Fix $r\in \mathbb{N}$ and let $\mathbb{F}_{r}=\langle g_{1}, ...,g_{r}\rangle$ be the rank-r free group.
I have asked a question several days ago: Is $\mathbb{F}_{2}$ a subgroup of $\mathbb{F}_{3}$? But, I find a statment in a book "$\mathbb{F}_{3}$ is a subgroup of $\mathbb{F}_{2}$". Could some one explain to me which is correct? Why? (Or recommend me a reference) Many thanks.
The free group $F_2$ is the group whose elements are all the "words" formed by 2 "letters" $a$ and $b$ together with their inverses and the empty word which acts as neutral element. So $$ F_2=\{\emptyset,a,b,a^\prime,b^\prime,aa,ab,ba,bb,ab^\prime,...\} $$ (A prime denotes inverse).
Now the idea is simply that if you take 3 different non-trivial words $p$, $q$, $r\in F_2$ with no relation among them (say you need to avoid things like $r=pq$ and so on), then the subgroup of $F_2$ that they generate is actually isomorphic to $F_3$ (think of them as letters, and you're forming all words with $p$, $q$ and $r$)
Along the same idea, you can actually construct a subgroup of $F_2$ isomorphic to $F_n$, whatever $n>0$.

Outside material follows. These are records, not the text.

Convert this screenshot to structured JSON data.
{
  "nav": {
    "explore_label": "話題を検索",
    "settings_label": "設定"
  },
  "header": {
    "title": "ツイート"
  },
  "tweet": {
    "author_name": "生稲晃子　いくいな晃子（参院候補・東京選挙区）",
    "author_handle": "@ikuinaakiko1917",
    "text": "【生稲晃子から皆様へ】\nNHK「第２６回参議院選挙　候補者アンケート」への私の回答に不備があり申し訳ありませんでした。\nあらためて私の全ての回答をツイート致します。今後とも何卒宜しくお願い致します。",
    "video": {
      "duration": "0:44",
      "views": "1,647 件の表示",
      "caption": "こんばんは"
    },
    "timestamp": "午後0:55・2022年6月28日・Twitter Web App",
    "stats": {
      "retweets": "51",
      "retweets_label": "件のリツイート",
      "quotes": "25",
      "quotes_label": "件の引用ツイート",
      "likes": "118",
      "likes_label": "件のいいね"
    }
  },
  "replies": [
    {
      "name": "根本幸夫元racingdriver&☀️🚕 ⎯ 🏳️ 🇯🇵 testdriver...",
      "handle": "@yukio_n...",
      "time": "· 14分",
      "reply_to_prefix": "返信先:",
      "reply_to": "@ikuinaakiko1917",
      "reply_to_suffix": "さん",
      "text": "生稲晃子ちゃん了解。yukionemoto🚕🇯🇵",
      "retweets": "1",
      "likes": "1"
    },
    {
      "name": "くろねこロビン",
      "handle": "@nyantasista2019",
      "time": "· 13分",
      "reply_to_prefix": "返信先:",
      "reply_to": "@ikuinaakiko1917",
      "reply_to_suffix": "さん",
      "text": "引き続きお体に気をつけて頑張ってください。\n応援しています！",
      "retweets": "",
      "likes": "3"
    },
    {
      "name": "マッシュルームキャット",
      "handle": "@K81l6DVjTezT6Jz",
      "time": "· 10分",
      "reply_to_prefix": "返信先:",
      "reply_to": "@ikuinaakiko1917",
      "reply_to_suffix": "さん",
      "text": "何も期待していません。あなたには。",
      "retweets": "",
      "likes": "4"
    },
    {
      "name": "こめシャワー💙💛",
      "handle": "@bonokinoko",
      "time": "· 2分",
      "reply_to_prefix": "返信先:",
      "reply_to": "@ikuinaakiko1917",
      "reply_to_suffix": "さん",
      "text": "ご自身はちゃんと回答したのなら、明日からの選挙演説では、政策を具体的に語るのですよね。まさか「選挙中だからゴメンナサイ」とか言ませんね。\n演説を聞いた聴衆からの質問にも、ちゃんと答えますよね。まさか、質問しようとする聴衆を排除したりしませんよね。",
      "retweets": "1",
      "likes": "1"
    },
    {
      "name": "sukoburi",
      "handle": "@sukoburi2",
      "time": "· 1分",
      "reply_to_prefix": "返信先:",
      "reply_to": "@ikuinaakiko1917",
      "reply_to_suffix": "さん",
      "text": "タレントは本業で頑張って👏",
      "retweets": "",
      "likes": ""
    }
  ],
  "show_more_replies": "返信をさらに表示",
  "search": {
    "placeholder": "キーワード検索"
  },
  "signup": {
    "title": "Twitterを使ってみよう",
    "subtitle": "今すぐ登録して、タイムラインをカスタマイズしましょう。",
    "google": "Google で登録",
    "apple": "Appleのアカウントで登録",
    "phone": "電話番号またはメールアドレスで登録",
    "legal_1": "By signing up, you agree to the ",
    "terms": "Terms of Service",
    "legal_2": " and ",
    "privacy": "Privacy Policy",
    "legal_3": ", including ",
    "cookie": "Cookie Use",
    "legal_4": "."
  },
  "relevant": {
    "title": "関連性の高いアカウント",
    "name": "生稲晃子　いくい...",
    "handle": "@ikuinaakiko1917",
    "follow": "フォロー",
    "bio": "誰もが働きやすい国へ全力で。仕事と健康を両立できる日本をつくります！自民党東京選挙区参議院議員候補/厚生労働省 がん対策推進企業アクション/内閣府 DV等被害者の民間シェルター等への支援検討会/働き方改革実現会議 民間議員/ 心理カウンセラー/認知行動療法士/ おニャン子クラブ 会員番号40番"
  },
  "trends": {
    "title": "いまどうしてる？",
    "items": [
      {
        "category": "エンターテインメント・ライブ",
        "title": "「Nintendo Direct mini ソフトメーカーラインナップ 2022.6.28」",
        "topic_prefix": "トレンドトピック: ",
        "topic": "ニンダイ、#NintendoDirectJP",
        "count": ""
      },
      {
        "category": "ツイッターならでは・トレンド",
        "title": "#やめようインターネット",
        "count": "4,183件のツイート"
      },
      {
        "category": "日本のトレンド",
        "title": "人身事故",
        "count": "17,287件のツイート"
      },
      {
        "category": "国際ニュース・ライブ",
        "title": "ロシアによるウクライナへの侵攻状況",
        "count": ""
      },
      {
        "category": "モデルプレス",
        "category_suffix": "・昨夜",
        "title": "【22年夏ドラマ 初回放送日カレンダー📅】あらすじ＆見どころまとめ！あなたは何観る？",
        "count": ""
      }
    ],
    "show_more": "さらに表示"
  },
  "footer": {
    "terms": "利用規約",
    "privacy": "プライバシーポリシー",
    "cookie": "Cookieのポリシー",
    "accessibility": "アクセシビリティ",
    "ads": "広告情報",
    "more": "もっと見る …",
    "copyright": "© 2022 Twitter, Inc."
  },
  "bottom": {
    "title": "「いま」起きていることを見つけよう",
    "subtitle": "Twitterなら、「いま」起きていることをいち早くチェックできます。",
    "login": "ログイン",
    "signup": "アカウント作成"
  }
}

Actually, every subgroup of $\mathbb{F}_2$ is isomorphic to one of $\mathbb{F}_n$ for $n\in \{0,1,2,\dots,n,\dots\aleph_0\}$ and every $\mathbb{F}_n$ is attained thereby. (Here $\mathbb{F}_{\aleph_0}$ is the free group of countably infinite rank and $\mathbb{F}_0$ the trivial group.)